In combination with Ni-NTA technology, the TagZyme System provides high-purity proteins free of vector-encoded amino acids for use in applications that demand an absence of non-specific cleavage, the use of recombinant reagents, and a complete removal of all impurities from the target protein.
Recombinant TagZyme enzymes are available in bulk quantities and also in GMP-grade purity to suit any application.

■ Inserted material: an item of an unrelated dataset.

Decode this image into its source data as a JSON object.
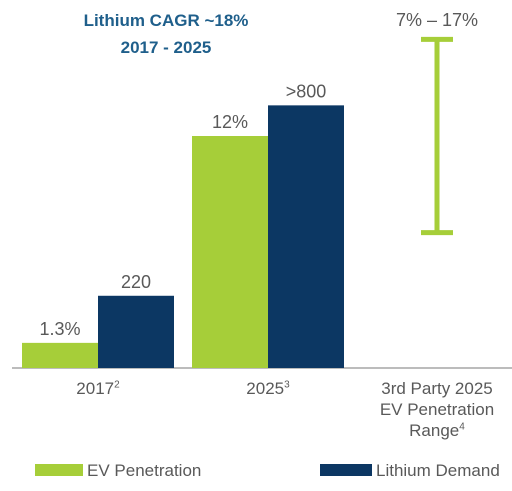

FDA Drug Master Files for Ni-NTA matrices are available for support of regulatory issues and matrices are available in bulk quantities to allow easy process scale up.
The TagZyme System uses three enzymes to remove N-terminal His tags with both efficiency and precision.
DAPase Enzyme (dipeptidyl aminopeptidase I) is an exopeptidase that cleaves dipeptides from the N-terminus of proteins, until an amino acid motif that cannot serve as a DAPase substrate (stop point) is reached.
Some proteins contain intrinsic stop points in their amino acid sequence, but if this is not the case, a stop point motif must be introduced by cloning.
The introduction of a glutamine residue directly in front of the first amino acid of the target protein allows the enzymatic generation of a stop point by Qcyclase enzyme (glutamine cyclotransferase), which catalyzes the formation of pyroglutamate from glutamine.
pGAPase enzyme (pyroglutamyl aminopeptidase) removes N-terminal pyroglutamate residues, giving the target protein free of vector-encoded amino acids.
All three enzymes carry C-terminal His tags that allow their removal from reaction mixtures by subtractive Ni-NTA immobilized-metal affinity chromatography (IMAC).
Qiagen offers two new expression vectors, TagZyme pQE-1 and pQE-2, which greatly facilitate the production of His-tag free proteins using the TagZyme System.
Both encode an N-terminal 6xHis tag that possesses a sequence optimized for DAPase digestion and give excellent protein expression rates.